China has long regulated the internet through its “Great Firewall”, which blocks access to selected overseas websites on the mainland and slows down cross-border internet traffic.
But Beijing’s control over the internet has intensified under President Xi Jinping, who has stressed the need for the ruling Communist Party to tighten its grip on online communications to ensure social stability.
Xi has sought to rally global support for “cyber sovereignty” – the idea that countries have the right to regulate the internet within their own borders.
As China broadens its censorship of social media and expands government oversight of Chinese technology companies, information about politically sensitive events, including the Tiananmen Square crackdown and the pro-democracy movement in Hong Kong, often has been scrubbed from China’s internet.
The watchdog said in the report that Beijing had clamped down further on avenues for digital mobilisation and activism by increasingly shuttering individual accounts posting “harmful” content on the social media platform WeChat, and were using domestic companies to surveil Chinese users.
Big data policing systems reportedly being built by China’s provincial governments could be used against ethnic groups, including Muslim minorities, the report said.
More than one million Uygurs and other minorities are estimated by rights groups to be held in mass internment camps in Xinjiang in the country’s west.

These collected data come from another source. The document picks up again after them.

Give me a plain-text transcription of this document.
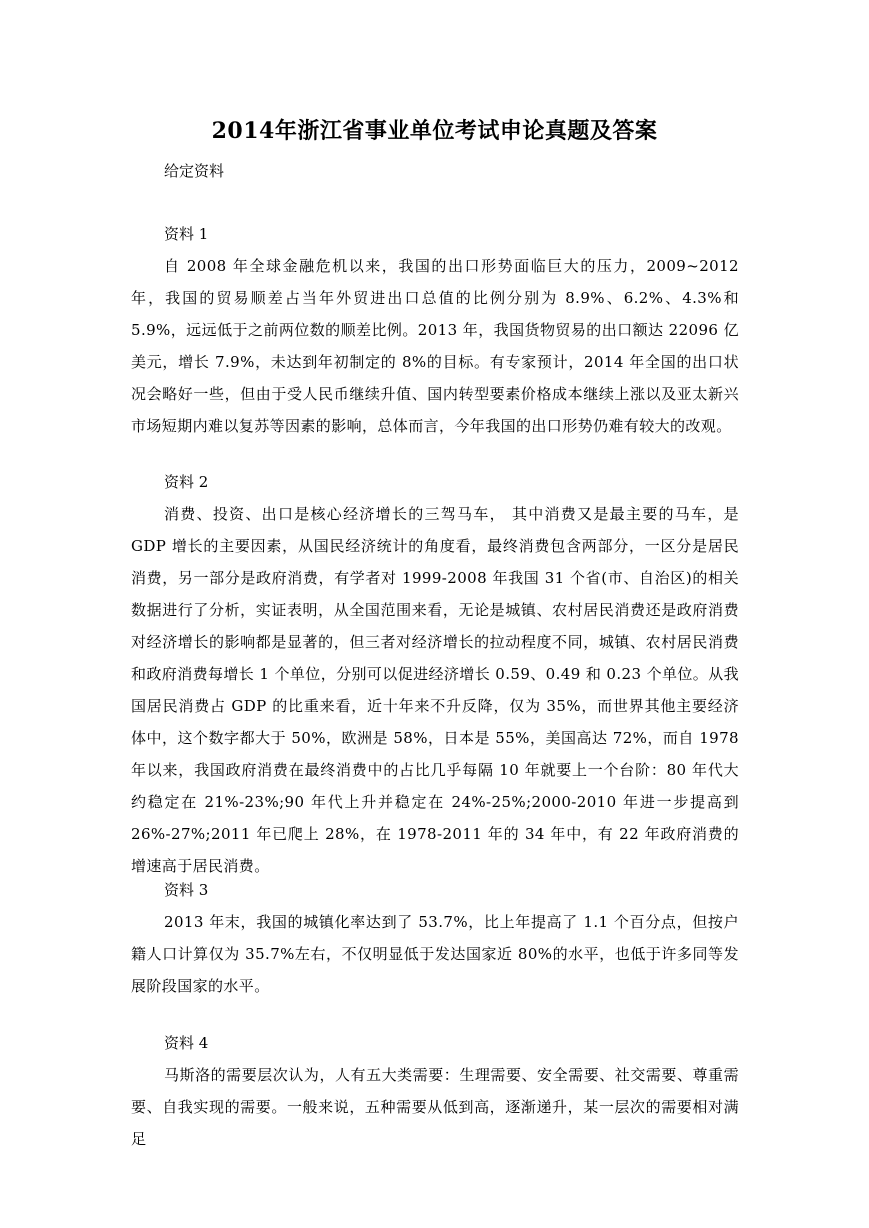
2014年浙江省事业单位考试申论真题及答案

给定资料

资料 1

自 2008 年全球金融危机以来，我国的出口形势面临巨大的压力，2009~2012 年，我国的贸易顺差占当年外贸进出口总值的比例分别为 8.9%、6.2%、4.3%和 5.9%，远远低于之前两位数的顺差比例。2013 年，我国货物贸易的出口额达 22096 亿美元，增长 7.9%，未达到年初制定的 8%的目标。有专家预计，2014 年全国的出口状况会略好一些，但由于受人民币继续升值、国内转型要素价格成本继续上涨以及亚太新兴市场短期内难以复苏等因素的影响，总体而言，今年我国的出口形势仍难有较大的改观。

资料 2

消费、投资、出口是核心经济增长的三驾马车， 其中消费又是最主要的马车，是 GDP 增长的主要因素，从国民经济统计的角度看，最终消费包含两部分，一区分是居民消费，另一部分是政府消费，有学者对 1999-2008 年我国 31 个省(市、自治区)的相关数据进行了分析，实证表明，从全国范围来看，无论是城镇、农村居民消费还是政府消费对经济增长的影响都是显著的，但三者对经济增长的拉动程度不同，城镇、农村居民消费和政府消费每增长 1 个单位，分别可以促进经济增长 0.59、0.49 和 0.23 个单位。从我国居民消费占 GDP 的比重来看，近十年来不升反降，仅为 35%，而世界其他主要经济体中，这个数字都大于 50%，欧洲是 58%，日本是 55%，美国高达 72%，而自 1978 年以来，我国政府消费在最终消费中的占比几乎每隔 10 年就要上一个台阶：80 年代大约稳定在 21%-23%;90 年代上升并稳定在 24%-25%;2000-2010 年进一步提高到 26%-27%;2011 年已爬上 28%，在 1978-2011 年的 34 年中，有 22 年政府消费的增速高于居民消费。

资料 3

2013 年末，我国的城镇化率达到了 53.7%，比上年提高了 1.1 个百分点，但按户籍人口计算仅为 35.7%左右，不仅明显低于发达国家近 80%的水平，也低于许多同等发展阶段国家的水平。

资料 4

马斯洛的需要层次认为，人有五大类需要：生理需要、安全需要、社交需要、尊重需要、自我实现的需要。一般来说，五种需要从低到高，逐渐递升，某一层次的需要相对满足
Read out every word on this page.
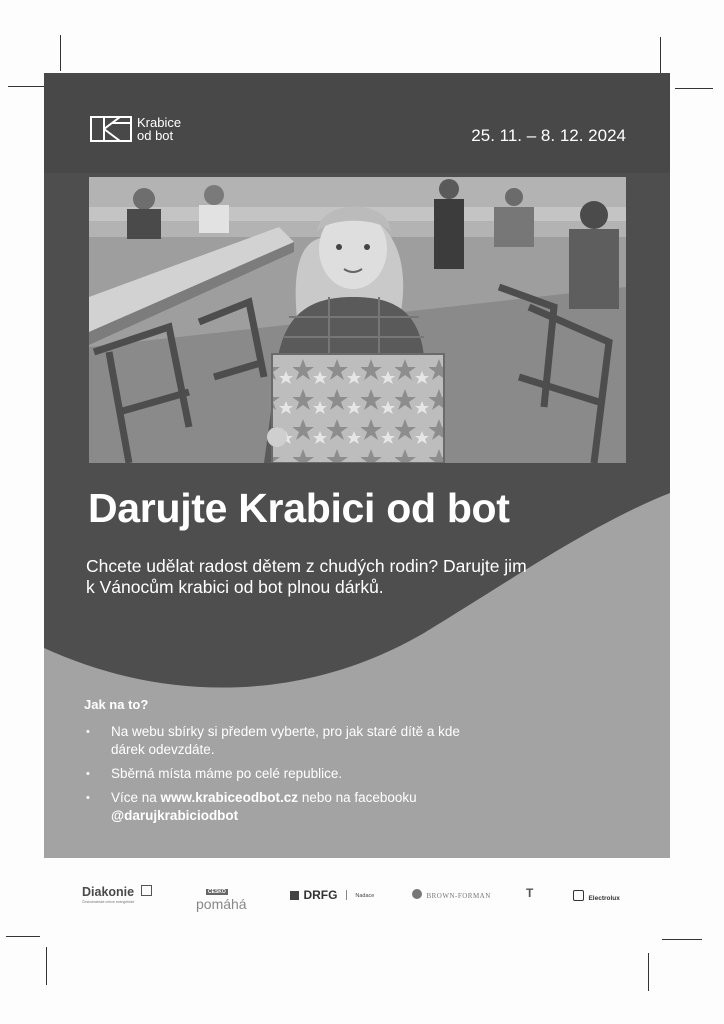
Krabice
od bot	25. 11. – 8. 12. 2024
Darujte Krabici od bot
Chcete udělat radost dětem z chudých rodin? Darujte jim k Vánocům krabici od bot plnou dárků.
Jak na to?
• Na webu sbírky si předem vyberte, pro jak staré dítě a kde dárek odevzdáte.
• Sběrná místa máme po celé republice.
• Více na www.krabiceodbot.cz nebo na facebooku @darujkrabiciodbot
Diakonie
Českobratrské církve evangelické
ČESKO
pomáhá
DRFG	Nadace	BROWN-FORMAN	T	Electrolux
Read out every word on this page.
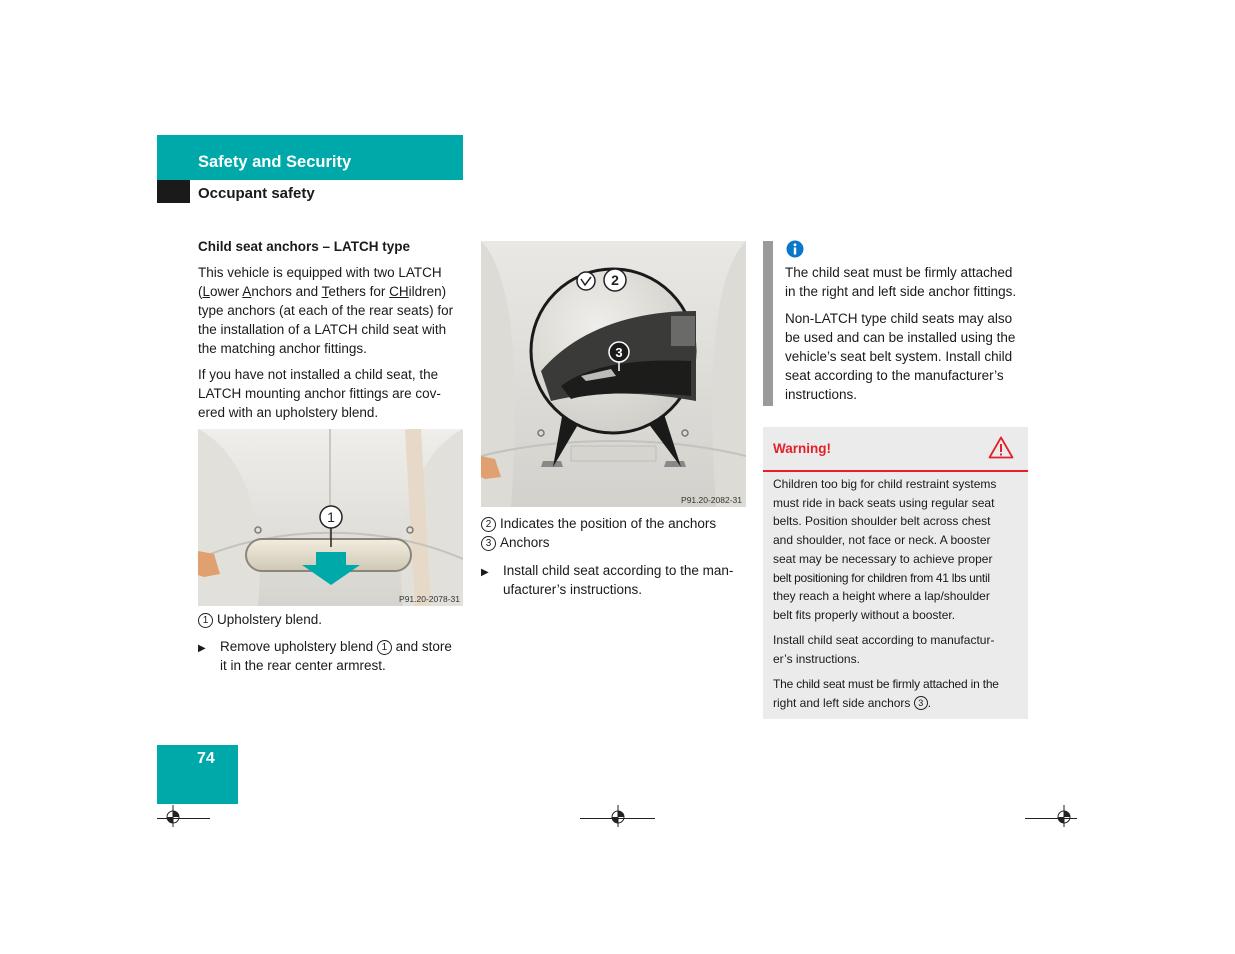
Safety and Security
Occupant safety
Child seat anchors – LATCH type
This vehicle is equipped with two LATCH
(Lower Anchors and Tethers for CHildren)
type anchors (at each of the rear seats) for
the installation of a LATCH child seat with
the matching anchor fittings.
If you have not installed a child seat, the
LATCH mounting anchor fittings are cov-
ered with an upholstery blend.
1
P91.20-2078-31
1 Upholstery blend.
▶ Remove upholstery blend 1 and store
it in the rear center armrest.
2
3
P91.20-2082-31
2 Indicates the position of the anchors
3 Anchors
▶ Install child seat according to the man-
ufacturer’s instructions.
The child seat must be firmly attached
in the right and left side anchor fittings.
Non-LATCH type child seats may also
be used and can be installed using the
vehicle’s seat belt system. Install child
seat according to the manufacturer’s
instructions.
Warning!
Children too big for child restraint systems
must ride in back seats using regular seat
belts. Position shoulder belt across chest
and shoulder, not face or neck. A booster
seat may be necessary to achieve proper
belt positioning for children from 41 lbs until
they reach a height where a lap/shoulder
belt fits properly without a booster.
Install child seat according to manufactur-
er’s instructions.
The child seat must be firmly attached in the
right and left side anchors 3 .
74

Beijing has denied the accusation, describing the camps as “vocational training centres” set up for counterterrorism purposes.
Shahbaz said it was clear that China’s social media companies and outlets could be “misused whenever China feels its own political sensitivities are under threat”, foreshadowing concerns over Beijing’s exports of 5G technology and surveillance tools.
The researchers added to counter global internet freedom restrictions, policymakers should take steps such as enacting data privacy legislation and regulating the use of social media for surveillance, and public awareness of government censorship and surveillance should be improved.
The report noted that China, along with Russia, had been implicated in cyberattacks and information warfare against other nations, including a February cyberattack in Australia ahead of federal elections there.
“While authoritarian powers like China and Russia have played an enormous role in dimming the prospects for technology to deliver greater human rights, the world’s leading social media platforms are based in the United States, and their exploitation by anti-democratic forces is in large part a product of American neglect,” researchers wrote.
Freedom House said freedoms on the net also had decreased in countries such as Sudan, Kazakhstan, Brazil, Bangladesh and Zimbabwe. A record 47 of 65 countries had arrested internet users for political, social or religious speech, it said.
“Many governments are finding that on social media, propaganda works better than censorship,” Freedom House president Mike Abramowitz said.
“Authoritarians and populists around the globe are exploiting both human nature and computer algorithms to conquer the ballot box, running roughshod over rules designed to ensure free and fair elections.”